Plath, böyle bir olumlanmaya gereksinim duymayacak kadar asiydi. Filmi izledikten sonra Plath için
''Âşık olduğu adamı kıskanıp intihar edecek kadar cinnetli bir kadın işte,'' deyip çıkabilirsiniz
sinemadan ya da Sylvia’ya acıyarak yazık. Film onun şiirleriyle bezenmiş olsa da, şair Plath değil
de aciz kadın Sylvia ön planda, çünkü bu imge satar! Oysa, çocukluğunda bir kelime harfleme
yarışmasında, bir oğlan çocuğunun ardından ikinci oluşunu ''Olsun, ne de olsa o bir erkekti,''
diyerek karşılaması ona daha çocukken öğretilen Sivvy, Ted Hughes’u en azından, kanımca, kendisi
‘poet-laureate’ (şair-i azam) olmadığı için de yenmiştir. Hughes bu unvanı kabul ederek
kurumsallaşmış ve yasallaşmıştır. Bu da, bir şair için ölümle eşdeğerdir, çünkü şairin kanatlarından
birini kesmesi demektir, kurumsallaşıp yasallaşmak. Ben bunu bilir, bunu söylerim. Kurumsallaşmak
bir illettir. İktidar ile fuhuş halindedir çünkü.
''Sırça Fanus''
Plath, ''Daddy'' başlıklı ‘kültleşmiş’ şiirinde babası ile özdeşleştirdiği ataerkil, fallosantrik
düzene baş kaldırırken babasını vampirlerle, Nazilerle bir tutmuş, kazığı da kalbine
saplayıvermişti. ''Pekala Yahudi de olabilirim,'' derken mazlum ile, kıyıma uğrayan ile
özdeşleşebilecek kadar, kendi bireysel kıyılmışlığını Nazilerin soykırımıyla yan yana koyacak denli
yürekliydi. İnsanın insana yaptıklarına kayıtsız kalamayışını bugün bile içimizi ürperten, yüreklere
korku ve dehşet saçan şiir estetiği ile gösterir. Plath, savaş sonrası yıkık hassas beyinlerdendir;
şimdi yaşasaydı ''Pekala Filistinli de olabilirim, pekala Iraklı olabilirim,'' derdi. Çünkü bütün
sanatçılar gibi o da sanatçı sorumluluğunun kıyılandan yana olmakta yattığını biliyordu.

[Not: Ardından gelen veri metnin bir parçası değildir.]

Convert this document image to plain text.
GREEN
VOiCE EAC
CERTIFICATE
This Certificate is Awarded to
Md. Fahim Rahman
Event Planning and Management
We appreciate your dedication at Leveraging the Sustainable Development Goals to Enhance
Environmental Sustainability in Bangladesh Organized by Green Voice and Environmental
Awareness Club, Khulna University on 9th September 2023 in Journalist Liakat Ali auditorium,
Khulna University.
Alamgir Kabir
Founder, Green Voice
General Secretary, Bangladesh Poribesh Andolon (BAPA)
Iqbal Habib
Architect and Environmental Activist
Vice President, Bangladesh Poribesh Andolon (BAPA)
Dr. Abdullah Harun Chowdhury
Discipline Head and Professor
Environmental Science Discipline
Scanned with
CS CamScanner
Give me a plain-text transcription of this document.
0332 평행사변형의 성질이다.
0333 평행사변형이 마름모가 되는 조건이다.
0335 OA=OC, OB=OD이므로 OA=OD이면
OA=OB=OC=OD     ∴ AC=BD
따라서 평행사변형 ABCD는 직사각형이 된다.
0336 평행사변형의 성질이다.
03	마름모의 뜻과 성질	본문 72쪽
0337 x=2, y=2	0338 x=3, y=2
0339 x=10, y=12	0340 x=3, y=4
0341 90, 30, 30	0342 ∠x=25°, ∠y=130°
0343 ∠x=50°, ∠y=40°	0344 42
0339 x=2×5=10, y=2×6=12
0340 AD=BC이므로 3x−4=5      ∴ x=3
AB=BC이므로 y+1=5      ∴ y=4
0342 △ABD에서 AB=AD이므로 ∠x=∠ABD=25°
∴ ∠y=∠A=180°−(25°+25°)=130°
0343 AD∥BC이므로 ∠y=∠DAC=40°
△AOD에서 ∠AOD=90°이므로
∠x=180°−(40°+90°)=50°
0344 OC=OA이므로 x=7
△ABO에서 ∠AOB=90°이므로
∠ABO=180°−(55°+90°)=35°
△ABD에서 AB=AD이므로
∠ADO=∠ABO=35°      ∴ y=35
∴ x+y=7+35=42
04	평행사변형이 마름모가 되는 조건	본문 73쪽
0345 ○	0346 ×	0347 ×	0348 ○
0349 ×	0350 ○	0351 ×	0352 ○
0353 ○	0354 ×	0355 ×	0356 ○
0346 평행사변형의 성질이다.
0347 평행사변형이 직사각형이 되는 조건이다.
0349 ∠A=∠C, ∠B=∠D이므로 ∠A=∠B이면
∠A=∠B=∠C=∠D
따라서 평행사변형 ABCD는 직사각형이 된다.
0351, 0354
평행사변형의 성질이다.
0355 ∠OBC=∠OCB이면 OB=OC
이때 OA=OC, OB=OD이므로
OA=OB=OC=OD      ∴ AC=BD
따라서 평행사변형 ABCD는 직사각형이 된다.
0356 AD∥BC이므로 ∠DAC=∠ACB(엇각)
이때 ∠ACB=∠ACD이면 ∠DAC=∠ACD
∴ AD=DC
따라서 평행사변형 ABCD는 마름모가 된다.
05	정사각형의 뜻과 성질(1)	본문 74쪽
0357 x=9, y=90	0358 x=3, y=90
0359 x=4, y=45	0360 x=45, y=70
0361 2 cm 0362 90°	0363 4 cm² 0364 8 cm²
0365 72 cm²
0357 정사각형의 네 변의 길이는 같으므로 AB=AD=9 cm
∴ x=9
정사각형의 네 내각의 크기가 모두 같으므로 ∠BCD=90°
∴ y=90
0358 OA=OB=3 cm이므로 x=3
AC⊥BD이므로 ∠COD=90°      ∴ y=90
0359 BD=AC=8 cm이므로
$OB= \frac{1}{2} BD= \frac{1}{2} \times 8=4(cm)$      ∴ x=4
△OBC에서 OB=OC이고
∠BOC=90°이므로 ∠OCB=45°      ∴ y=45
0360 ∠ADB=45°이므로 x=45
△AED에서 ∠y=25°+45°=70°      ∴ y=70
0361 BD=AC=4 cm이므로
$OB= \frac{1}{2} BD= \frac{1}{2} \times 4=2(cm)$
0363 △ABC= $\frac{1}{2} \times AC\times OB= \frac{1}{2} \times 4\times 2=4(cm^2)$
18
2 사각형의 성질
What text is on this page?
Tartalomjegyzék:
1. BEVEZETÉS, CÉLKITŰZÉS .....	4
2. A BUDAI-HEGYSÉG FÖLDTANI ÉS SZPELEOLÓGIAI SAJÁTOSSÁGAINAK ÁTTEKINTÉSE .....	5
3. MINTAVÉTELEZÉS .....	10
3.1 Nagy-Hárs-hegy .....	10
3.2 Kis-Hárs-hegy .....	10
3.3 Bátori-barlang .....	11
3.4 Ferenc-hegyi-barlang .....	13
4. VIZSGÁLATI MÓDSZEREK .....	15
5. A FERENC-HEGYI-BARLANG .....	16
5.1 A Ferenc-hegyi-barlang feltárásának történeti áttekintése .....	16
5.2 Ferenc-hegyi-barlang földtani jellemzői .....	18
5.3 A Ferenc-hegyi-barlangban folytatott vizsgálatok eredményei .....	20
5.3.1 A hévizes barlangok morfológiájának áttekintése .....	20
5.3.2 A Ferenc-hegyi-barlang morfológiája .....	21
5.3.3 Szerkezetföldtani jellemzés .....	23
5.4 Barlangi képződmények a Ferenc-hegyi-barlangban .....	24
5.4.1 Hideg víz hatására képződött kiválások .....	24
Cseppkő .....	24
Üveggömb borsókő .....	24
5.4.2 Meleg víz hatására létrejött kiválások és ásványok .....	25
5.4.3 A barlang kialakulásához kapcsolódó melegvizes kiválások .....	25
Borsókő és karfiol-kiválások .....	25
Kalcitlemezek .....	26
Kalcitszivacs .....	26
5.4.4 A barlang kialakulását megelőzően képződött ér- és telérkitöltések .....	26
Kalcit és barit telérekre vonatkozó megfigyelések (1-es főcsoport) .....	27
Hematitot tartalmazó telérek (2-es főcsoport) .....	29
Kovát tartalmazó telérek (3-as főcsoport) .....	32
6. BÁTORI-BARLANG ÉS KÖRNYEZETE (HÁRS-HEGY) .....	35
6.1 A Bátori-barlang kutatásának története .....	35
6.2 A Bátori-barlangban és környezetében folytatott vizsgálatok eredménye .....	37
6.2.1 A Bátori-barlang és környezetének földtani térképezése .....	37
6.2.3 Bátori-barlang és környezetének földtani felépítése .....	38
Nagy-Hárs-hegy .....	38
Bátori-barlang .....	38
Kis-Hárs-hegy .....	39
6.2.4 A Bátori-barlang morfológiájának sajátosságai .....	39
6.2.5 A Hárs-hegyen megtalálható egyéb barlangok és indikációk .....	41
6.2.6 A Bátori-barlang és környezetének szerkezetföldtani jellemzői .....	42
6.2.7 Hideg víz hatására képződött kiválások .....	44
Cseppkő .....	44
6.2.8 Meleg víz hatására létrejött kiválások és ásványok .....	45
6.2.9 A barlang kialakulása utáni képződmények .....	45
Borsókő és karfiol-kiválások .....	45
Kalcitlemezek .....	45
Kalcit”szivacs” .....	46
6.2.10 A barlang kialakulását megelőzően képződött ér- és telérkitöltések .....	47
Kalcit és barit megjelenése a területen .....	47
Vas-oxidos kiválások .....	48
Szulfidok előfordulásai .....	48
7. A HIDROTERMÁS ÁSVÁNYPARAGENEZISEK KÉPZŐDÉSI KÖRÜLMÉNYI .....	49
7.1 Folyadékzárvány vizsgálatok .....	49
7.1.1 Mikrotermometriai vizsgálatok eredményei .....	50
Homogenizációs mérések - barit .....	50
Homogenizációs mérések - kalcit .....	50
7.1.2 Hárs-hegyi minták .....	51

Plath’ın elimizdeki tek romanı şiirleri kadar güçlü değildir (yazdığı söylenen ama yayımlanması Ted
Hughes tarafından sakıncalı bulunan ikinci romanı bildiğim kadarıyla ortaya çıkmadı henüz). Bu tek
roman ''Sırça Fanus''a gönderme yaparak söyleyebilirim ki, gizdökümcülüğünü bariz bir şekilde burada
sergiler. Bilinen ikinci intihar denemesi ve sonrasında gelen tedavisi sırasındaki ruh halini
anlattığı bu romanı, sanatsal olarak bizi büyülemez; ama şiirlerindeki özen ve matematik, klasik
müzikte Bach’ın başarısıyla denktir, çünkü Plath şiirlerinde bireysel deneyimlerinden yola çıkarak
şiir sanatının tüm araç gereçlerini ustalıkla kullanarak (Oruç Aruoba’nın gözlerimin önünde parmak
saymadan haiku yazması gibi) akıllara durgunluk verecek şiirler yazmıştır ve bunların hepsi metin.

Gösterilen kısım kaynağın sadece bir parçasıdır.